Progressive except Palestine

Progressive Except on Palestine (PEP) is a phrase and acronym coined by blogger Philip Weiss. People of Weiss' crowd use this term or acronym to refer to liberals, especially Jewish American liberals, who hold "progressive" positions on every issue except on the Israeli-Palestinian conflict. It stands for people who usually raise their voices, something that Jews do best, for causes for freedom and justice, but are unwilling to criticize Israel when it becomes aggressive towards Palestinians and its neighbors. I'm bringing this up because I think this expression is narrow minded.

PEP is what they would call me. I am a liberal Jewish American (though I lived much of my youth in Israel) who doesn't confrom to their "assimilationist" hard left. Over the last two years, I have become aware of certain faults of the Left of which I still identify as. But I still disagree with many of right-wing people on Israel and other issues. I am very much against the settler movement.

Foreign critics of Israel complain about the most insignificant things. I accept criticism of the settlements, but when they start talking about Israeli immigration policy and marriage laws, it starts to become hate. People who use the term PEP become PEP. They don't think Arabs can, or at least don't have to, become progressive.

Double-standard, everybody uses that term in regards to Israel. Israel activists say that critics of Israel hold Israel to a standard that they themselves don't follow and definetly don't hold that standard to Israel's enemies. Palestinian activists say that the West lets Israel regress punishing the Arabs while holding them to a harder standard. But if the UN is any guide, the latter faults.

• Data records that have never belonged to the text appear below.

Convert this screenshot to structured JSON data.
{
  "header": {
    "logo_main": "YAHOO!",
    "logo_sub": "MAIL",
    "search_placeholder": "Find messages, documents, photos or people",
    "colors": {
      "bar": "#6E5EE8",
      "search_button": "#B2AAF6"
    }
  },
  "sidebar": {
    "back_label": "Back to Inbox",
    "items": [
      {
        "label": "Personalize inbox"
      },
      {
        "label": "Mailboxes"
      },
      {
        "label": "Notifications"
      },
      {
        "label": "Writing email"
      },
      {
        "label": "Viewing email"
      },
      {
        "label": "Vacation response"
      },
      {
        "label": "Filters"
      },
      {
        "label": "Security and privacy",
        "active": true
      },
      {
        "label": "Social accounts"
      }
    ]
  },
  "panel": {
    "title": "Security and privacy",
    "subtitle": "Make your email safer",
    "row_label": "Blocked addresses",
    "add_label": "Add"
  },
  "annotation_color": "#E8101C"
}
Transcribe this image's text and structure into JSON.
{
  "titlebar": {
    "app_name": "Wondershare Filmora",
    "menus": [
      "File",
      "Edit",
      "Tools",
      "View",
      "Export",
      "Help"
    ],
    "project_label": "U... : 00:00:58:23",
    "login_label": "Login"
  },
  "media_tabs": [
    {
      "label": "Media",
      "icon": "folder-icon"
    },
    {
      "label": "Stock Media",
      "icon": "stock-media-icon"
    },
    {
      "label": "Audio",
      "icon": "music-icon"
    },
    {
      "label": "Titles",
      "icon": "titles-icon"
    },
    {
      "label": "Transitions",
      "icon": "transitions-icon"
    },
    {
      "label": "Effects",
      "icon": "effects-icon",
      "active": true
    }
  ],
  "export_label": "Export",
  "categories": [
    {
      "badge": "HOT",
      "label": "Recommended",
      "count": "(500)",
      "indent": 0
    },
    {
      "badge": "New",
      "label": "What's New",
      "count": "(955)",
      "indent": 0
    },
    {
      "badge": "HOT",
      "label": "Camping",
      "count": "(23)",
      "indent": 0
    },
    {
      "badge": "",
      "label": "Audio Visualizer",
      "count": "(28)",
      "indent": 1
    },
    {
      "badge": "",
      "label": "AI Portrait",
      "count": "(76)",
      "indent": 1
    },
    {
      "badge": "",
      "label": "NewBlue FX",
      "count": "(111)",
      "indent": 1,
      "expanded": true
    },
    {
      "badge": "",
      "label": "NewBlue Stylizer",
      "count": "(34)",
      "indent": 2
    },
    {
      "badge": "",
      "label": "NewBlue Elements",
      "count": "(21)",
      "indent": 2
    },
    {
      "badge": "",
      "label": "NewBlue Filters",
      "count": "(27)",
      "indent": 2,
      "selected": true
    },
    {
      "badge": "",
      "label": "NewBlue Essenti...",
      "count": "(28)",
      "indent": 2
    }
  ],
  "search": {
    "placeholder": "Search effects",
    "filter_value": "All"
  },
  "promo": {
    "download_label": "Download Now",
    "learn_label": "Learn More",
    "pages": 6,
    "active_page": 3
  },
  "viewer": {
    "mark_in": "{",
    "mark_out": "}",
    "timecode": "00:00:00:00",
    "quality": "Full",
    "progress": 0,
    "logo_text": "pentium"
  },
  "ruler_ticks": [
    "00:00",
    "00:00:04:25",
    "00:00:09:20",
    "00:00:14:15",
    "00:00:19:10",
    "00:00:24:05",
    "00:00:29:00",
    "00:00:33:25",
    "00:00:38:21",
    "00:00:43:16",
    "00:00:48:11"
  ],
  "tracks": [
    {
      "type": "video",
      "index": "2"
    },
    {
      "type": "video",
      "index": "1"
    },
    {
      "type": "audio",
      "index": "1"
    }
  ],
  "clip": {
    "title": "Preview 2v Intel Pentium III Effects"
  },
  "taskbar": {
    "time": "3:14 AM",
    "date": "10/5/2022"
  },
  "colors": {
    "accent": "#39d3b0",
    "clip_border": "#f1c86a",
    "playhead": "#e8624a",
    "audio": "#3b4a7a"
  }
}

Bret Stephens in the WSJ shows how bad the Left's coverage and perception of the Israeli-Palestinian conflict has become. It's selective moral outrage. Instead of loving Israel for being progressive and for its potential, people hate her for being old fashioned, using Western models such as nationalism and nation-state. Perhaps that is why liberals gravitate to this conflict. In the West, that's what liberals do, change, fix, destory, remold, and reform the state. They view Israel as a Western expression. Unfortunately, the West doesn't have a very good history with those of the Jewish character.

Zionism isn't like the 1960's civil rights movement in the US. That movement encompassed all of America. Zionism on the other hand is exclusive. It is specific for the Jewish people. But in its own rights it has given Israel's Arab citizens rights and freedoms like none other in the Middle East. But by not striving to help Arabs seek their own freedom and security, it has failed to show the Arabs the attributes of the movement. There were other forces at play. Pan-Arab nationalism was headed by dictators, and Islamist movements followed. The political freedom activist just hasn't been able to operate in the region.

Many lefties are now calling for a one-state, to encompass all Jews and Arabs from the river to the sea. But why only there? They say it is the only way to ensure freedom for all. If the Lebanon, Yugoslavia, and India-Pakistan is any guide, it is doomed to fail. I know that they advocate for this because it would mean Israel's destruction. These people hate exceptionalism. If one person loses, everybody loses. That's basic liberal ideology. Welfare, that's one issue I moved more to the center. We have to show everybody the path to succeed, but artificially lifting those that can't at the expense of others is wrong. Like I mentioned earlier, Zionism didn't show Arabs the path to gain their own freedom and security. And a one-state solution won't either. The West would have to be exteremely hostile towards Israel and the Jews to implement this, and with the already hostile environment, it is a receipy for disaster.